Jusqu’aux rives du monde. Tel est le titre du livre de Joseph Rossetto qui accompagne le DVD Quelle classe, ma classe !, documentaire de Philippe Troyon. Derrière ces titres et ces noms, se révèlent des expériences humaines étonnantes et stimulantes, impulsées par des professionnels remarquables. Joseph Rossetto a participé au dernier colloque de l’AGSAS ; il est venu parler de son expérience dans un collège de Bobigny et montrer des extraits du film. Comment dire l’effet de cette présentation, la force des images où l’on découvre des jeunes collégiens prenant la parole avec une justesse rare, se mouvant dans leur corps avec grâce, des jeunes qui semblent à leur place dans une école où le respect est partagé entre élèves et professeurs. J’ai été particulièrement touchée par la beauté de la présence de ces jeunes à l’écran, par leurs paroles, par la pertinence d’une expérience riche et profondément nourrie aux sources de la culture et soutenue par une véritable exigence artistique. J’ai aussitôt acheté le livre et le DVD et suis retournée dans ma province avec la conviction de détenir un trésor. Oui, c’est un véritable trésor, et depuis, je n’ai pas manqué l’occasion de partager un peu de ce trésor autour de moi, convaincue que la force et le dynamisme que j’y avais trouvés auront le même impact sur d’autres. En ces temps de chaos et de découragement profond dans le monde de l’éducation comme ailleurs, savoir que de telles expériences ont eu lieu, ont été possibles, redonne du courage et ranime la possibilité de penser.

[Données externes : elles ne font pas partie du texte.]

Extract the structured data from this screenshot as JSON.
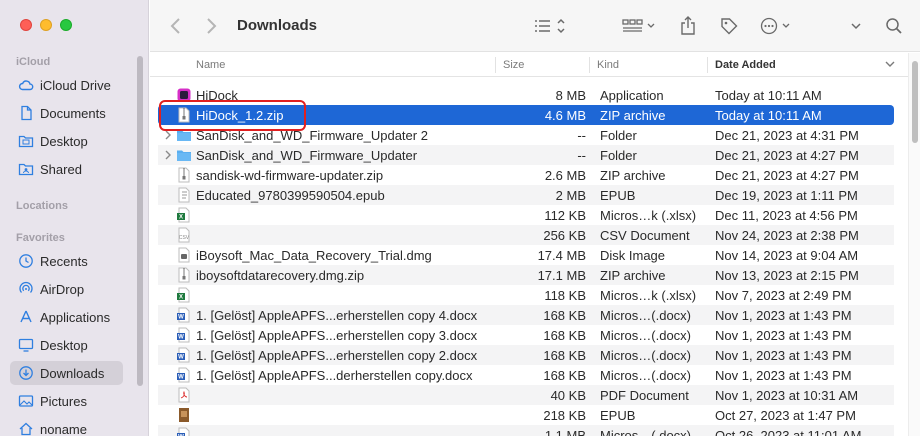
{
  "window": {
    "title": "Downloads"
  },
  "sidebar": {
    "sections": [
      {
        "label": "iCloud",
        "items": [
          {
            "label": "iCloud Drive",
            "icon": "cloud-icon"
          },
          {
            "label": "Documents",
            "icon": "doc-icon"
          },
          {
            "label": "Desktop",
            "icon": "desktop-folder-icon"
          },
          {
            "label": "Shared",
            "icon": "shared-folder-icon"
          }
        ]
      },
      {
        "label": "Locations",
        "items": []
      },
      {
        "label": "Favorites",
        "items": [
          {
            "label": "Recents",
            "icon": "clock-icon"
          },
          {
            "label": "AirDrop",
            "icon": "airdrop-icon"
          },
          {
            "label": "Applications",
            "icon": "applications-icon"
          },
          {
            "label": "Desktop",
            "icon": "desktop-icon"
          },
          {
            "label": "Downloads",
            "icon": "download-icon",
            "active": true
          },
          {
            "label": "Pictures",
            "icon": "pictures-icon"
          },
          {
            "label": "noname",
            "icon": "home-icon"
          }
        ]
      }
    ]
  },
  "columns": {
    "name": "Name",
    "size": "Size",
    "kind": "Kind",
    "date": "Date Added"
  },
  "files": [
    {
      "name": "HiDock",
      "size": "8 MB",
      "kind": "Application",
      "date": "Today at 10:11 AM",
      "icon": "app",
      "disclosure": false
    },
    {
      "name": "HiDock_1.2.zip",
      "size": "4.6 MB",
      "kind": "ZIP archive",
      "date": "Today at 10:11 AM",
      "icon": "zip",
      "disclosure": false,
      "selected": true
    },
    {
      "name": "SanDisk_and_WD_Firmware_Updater 2",
      "size": "--",
      "kind": "Folder",
      "date": "Dec 21, 2023 at 4:31 PM",
      "icon": "folder",
      "disclosure": true
    },
    {
      "name": "SanDisk_and_WD_Firmware_Updater",
      "size": "--",
      "kind": "Folder",
      "date": "Dec 21, 2023 at 4:27 PM",
      "icon": "folder",
      "disclosure": true
    },
    {
      "name": "sandisk-wd-firmware-updater.zip",
      "size": "2.6 MB",
      "kind": "ZIP archive",
      "date": "Dec 21, 2023 at 4:27 PM",
      "icon": "zip",
      "disclosure": false
    },
    {
      "name": "Educated_9780399590504.epub",
      "size": "2 MB",
      "kind": "EPUB",
      "date": "Dec 19, 2023 at 1:11 PM",
      "icon": "epub",
      "disclosure": false
    },
    {
      "name": "",
      "size": "112 KB",
      "kind": "Micros…k (.xlsx)",
      "date": "Dec 11, 2023 at 4:56 PM",
      "icon": "xlsx",
      "disclosure": false
    },
    {
      "name": "",
      "size": "256 KB",
      "kind": "CSV Document",
      "date": "Nov 24, 2023 at 2:38 PM",
      "icon": "csv",
      "disclosure": false
    },
    {
      "name": "iBoysoft_Mac_Data_Recovery_Trial.dmg",
      "size": "17.4 MB",
      "kind": "Disk Image",
      "date": "Nov 14, 2023 at 9:04 AM",
      "icon": "dmg",
      "disclosure": false
    },
    {
      "name": "iboysoftdatarecovery.dmg.zip",
      "size": "17.1 MB",
      "kind": "ZIP archive",
      "date": "Nov 13, 2023 at 2:15 PM",
      "icon": "zip",
      "disclosure": false
    },
    {
      "name": "",
      "size": "118 KB",
      "kind": "Micros…k (.xlsx)",
      "date": "Nov 7, 2023 at 2:49 PM",
      "icon": "xlsx",
      "disclosure": false
    },
    {
      "name": "1. [Gelöst] AppleAPFS...erherstellen copy 4.docx",
      "size": "168 KB",
      "kind": "Micros…(.docx)",
      "date": "Nov 1, 2023 at 1:43 PM",
      "icon": "docx",
      "disclosure": false
    },
    {
      "name": "1. [Gelöst] AppleAPFS...erherstellen copy 3.docx",
      "size": "168 KB",
      "kind": "Micros…(.docx)",
      "date": "Nov 1, 2023 at 1:43 PM",
      "icon": "docx",
      "disclosure": false
    },
    {
      "name": "1. [Gelöst] AppleAPFS...erherstellen copy 2.docx",
      "size": "168 KB",
      "kind": "Micros…(.docx)",
      "date": "Nov 1, 2023 at 1:43 PM",
      "icon": "docx",
      "disclosure": false
    },
    {
      "name": "1. [Gelöst] AppleAPFS...derherstellen copy.docx",
      "size": "168 KB",
      "kind": "Micros…(.docx)",
      "date": "Nov 1, 2023 at 1:43 PM",
      "icon": "docx",
      "disclosure": false
    },
    {
      "name": "",
      "size": "40 KB",
      "kind": "PDF Document",
      "date": "Nov 1, 2023 at 10:31 AM",
      "icon": "pdf",
      "disclosure": false
    },
    {
      "name": "",
      "size": "218 KB",
      "kind": "EPUB",
      "date": "Oct 27, 2023 at 1:47 PM",
      "icon": "epub-book",
      "disclosure": false
    },
    {
      "name": "",
      "size": "1.1 MB",
      "kind": "Micros…(.docx)",
      "date": "Oct 26, 2023 at 11:01 AM",
      "icon": "docx",
      "disclosure": false
    }
  ],
  "colors": {
    "selection": "#1e67d6",
    "highlight": "#e02020",
    "folder": "#5aaef0"
  }
}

Le documentaire Quelle classe, ma classe, s’ouvre sur un accueil. Les élèves de 6ème du collège Pierre Sémard à Bobigny sont accueillis – au sens le plus noble du terme – par leur principal Joseph Rossetto : chaque enfant est le bienvenu et doit trouver sa place à l’école ; puis les parents sont invités à écouter des paroles chaleureuses et des explications sur le travail qui va se faire avec leurs enfants, en collaboration avec eux. Le principal explique que la difficulté de l’école tient au fait qu’elle est essentiellement fondée sur le travail écrit tandis que le langage des jeunes en est souvent éloigné. Les enseignants vont leur faire découvrir que le langage, ce bien commun, est une nécessité absolue. Ils vont faire en sorte que les enfants aient envie d’écrire – de la poésie en particulier. Ils vont les emmener voyager pour découvrir le monde et les savoirs transmis par d’autres cultures afin que ces jeunes futurs citoyens puissent avoir envie d’agir sur le monde. Ce premier chapitre est à lui seul une leçon de vie scolaire !

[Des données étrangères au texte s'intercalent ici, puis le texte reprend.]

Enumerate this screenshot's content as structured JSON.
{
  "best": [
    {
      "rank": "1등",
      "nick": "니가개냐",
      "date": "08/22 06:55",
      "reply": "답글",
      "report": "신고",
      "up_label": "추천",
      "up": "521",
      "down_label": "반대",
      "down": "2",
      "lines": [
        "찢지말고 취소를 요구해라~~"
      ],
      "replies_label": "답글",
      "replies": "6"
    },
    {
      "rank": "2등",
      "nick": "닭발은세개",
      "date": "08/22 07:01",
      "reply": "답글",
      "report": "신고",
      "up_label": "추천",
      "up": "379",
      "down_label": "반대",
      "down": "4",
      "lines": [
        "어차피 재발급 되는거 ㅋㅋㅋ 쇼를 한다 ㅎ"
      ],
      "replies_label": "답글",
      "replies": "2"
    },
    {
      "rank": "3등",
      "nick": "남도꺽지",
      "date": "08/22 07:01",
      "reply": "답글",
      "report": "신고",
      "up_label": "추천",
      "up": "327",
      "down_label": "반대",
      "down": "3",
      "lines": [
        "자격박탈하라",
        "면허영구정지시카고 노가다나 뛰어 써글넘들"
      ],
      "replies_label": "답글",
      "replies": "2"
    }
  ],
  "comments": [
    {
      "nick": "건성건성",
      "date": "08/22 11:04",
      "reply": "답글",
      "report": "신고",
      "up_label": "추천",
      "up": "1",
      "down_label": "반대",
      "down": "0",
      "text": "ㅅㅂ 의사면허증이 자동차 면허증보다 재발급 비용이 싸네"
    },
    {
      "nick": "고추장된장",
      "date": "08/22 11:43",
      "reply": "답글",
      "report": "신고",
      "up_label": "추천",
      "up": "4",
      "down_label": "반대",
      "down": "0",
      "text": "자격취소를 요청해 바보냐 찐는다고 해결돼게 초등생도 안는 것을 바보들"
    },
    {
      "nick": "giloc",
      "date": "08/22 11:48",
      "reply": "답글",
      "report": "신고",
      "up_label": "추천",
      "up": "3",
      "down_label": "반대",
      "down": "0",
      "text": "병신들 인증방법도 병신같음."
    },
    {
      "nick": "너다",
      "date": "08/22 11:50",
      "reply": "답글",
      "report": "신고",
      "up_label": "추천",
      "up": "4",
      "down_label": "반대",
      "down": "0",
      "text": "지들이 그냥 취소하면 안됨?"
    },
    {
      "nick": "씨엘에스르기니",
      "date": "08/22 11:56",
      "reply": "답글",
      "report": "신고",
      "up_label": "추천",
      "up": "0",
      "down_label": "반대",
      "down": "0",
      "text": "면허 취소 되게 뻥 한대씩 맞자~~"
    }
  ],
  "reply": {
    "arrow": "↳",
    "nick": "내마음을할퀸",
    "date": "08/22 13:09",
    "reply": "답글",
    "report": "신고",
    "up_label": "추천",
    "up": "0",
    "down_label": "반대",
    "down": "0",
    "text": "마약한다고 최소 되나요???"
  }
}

Le reste du film donne à voir la préparation et l’accomplissement des projets qui vont tisser avec art la langue, le corps, la culture, les voyages – et quels voyages ! – pour aboutir à un spectacle de qualité conçu à partir de l’invention par les élèves d’une odyssée moderne. En voyant l’ampleur et la qualité de ce qui a été accompli, on se demande quelles ficelles ce principal a trouvées pour se lancer dans ces réalisations avec son équipe. Il en explique le point de départ : réinventer l’école est chose possible, dit-il, une circulaire (l’article 34 de la loi d’orientation sur l’avenir de l’école) invite les établissements à innover en leur donnant un droit à l’expérimentation. Peut-être doit-on réécrire cette phrase au passé avec les actuelles orientations sans avenir de l’école… Toujours est-il que ces projets ont existé et on peut y puiser de quoi penser, rêver, imaginer, se réjouir, s’émouvoir, s’étonner encore et toujours des formidables ressources de ces adolescents qui sortent grandis de leurs années de collège. Le film nous les montre en travail dans diverses configurations, car l’organisation du temps scolaire a été modifiée, le morcellement horaire renversé, les méthodes de travail renouvelées. Ils lisent les grandes œuvres littéraires, écrivent, dansent, font du théâtre. Ils parlent. Ils voyagent : des voyages d’étude qui s’étalent sur le temps d’une année scolaire. « Ils commencent par l’écriture poétique ou par l’écriture de fictions qui est comme point de départ, des récits ou la présence magnifique d’œuvres, la recherche de mythes, de cultures disparues, l’écriture de souvenirs d’enfance qui font repères ou encore l’écriture incarnée dans la danse contemporaine, la poésie. »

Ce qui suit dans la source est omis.